I guess it sounds like all the dots of my career have joined up, but I’m still not sure where it’s all going to go and that’s the exciting thing. For me, MAKE is a personal project in the sense that it’s something I really wanted to be able to give back to my father. He enabled me to see and view the world in an amazing way, and I really appreciate his politics. He doesn’t believe that taxing society is going to change things any more; we have to independently create models that work within the capitalist system that we’ve created. He believes capitalism can be cooperative and socially beneficial.

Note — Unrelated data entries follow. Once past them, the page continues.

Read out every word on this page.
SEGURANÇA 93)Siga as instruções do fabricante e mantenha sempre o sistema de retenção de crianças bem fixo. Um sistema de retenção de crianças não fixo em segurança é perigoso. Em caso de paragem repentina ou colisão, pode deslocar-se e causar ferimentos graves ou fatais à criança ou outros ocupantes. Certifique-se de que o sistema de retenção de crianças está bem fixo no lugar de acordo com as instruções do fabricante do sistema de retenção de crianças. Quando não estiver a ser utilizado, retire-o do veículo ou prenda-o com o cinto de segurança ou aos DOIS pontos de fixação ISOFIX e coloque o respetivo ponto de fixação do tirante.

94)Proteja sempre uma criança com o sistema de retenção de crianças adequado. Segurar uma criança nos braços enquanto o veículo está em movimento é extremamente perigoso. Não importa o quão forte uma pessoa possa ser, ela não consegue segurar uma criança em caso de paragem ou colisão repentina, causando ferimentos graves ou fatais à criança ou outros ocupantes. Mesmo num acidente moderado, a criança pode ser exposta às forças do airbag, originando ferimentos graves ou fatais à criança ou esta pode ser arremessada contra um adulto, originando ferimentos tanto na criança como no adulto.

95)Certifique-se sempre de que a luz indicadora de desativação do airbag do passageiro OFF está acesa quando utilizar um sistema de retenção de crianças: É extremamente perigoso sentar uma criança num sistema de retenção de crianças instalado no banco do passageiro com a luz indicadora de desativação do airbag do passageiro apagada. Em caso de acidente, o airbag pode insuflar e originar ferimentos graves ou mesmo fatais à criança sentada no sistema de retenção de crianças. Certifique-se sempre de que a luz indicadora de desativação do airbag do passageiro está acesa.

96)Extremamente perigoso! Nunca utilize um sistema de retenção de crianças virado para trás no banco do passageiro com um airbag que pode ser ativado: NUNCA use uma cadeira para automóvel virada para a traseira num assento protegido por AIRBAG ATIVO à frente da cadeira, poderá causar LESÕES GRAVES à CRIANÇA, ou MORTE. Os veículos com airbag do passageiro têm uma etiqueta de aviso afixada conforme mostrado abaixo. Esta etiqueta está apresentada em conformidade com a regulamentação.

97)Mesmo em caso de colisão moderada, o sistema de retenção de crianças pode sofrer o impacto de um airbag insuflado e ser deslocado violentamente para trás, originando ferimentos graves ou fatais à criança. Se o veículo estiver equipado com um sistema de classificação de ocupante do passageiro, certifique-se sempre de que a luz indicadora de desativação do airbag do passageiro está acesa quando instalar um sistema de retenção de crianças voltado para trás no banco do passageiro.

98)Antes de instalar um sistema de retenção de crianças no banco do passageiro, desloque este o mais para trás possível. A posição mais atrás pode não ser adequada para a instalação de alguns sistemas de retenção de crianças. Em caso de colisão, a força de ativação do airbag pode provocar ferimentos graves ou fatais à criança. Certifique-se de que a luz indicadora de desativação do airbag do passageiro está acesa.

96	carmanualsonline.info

We See Beauty is structured in a way where the end goal isn’t necessarily to make millions of dollars; it’s to be driving and incubating other businesses. I think my father ultimately want to to use his business he knew, which is beauty, to establish a model that other people could look at and say: how could we apply this to our industry? It’s a vertical enterprise, which is why we’re able to give the percentage that we are, but we’re still starting a business from scratch - budgets are tight! It’s really hard to make it work.
We See Beauty is a for-profit business, which then donates 33.3% of its revenue to the We See Beauty Foundation. The Foundation’s work is to raise awareness, incubate, accelerate and support cooperatives in America. We’ve given grants to cut-and-sew fashion accessories cooperative in North Carolina, and we’re doing partnerships with Mercado Global, which is a company that works with cooperatives and non-profits in Central America, particularly Guatemala. We’re still finding different partnerships that help express our goals. I think right now our challenge is to spread the message in a way that makes people realize they have a choice. If you buy things that do more with each purchase, change can happen.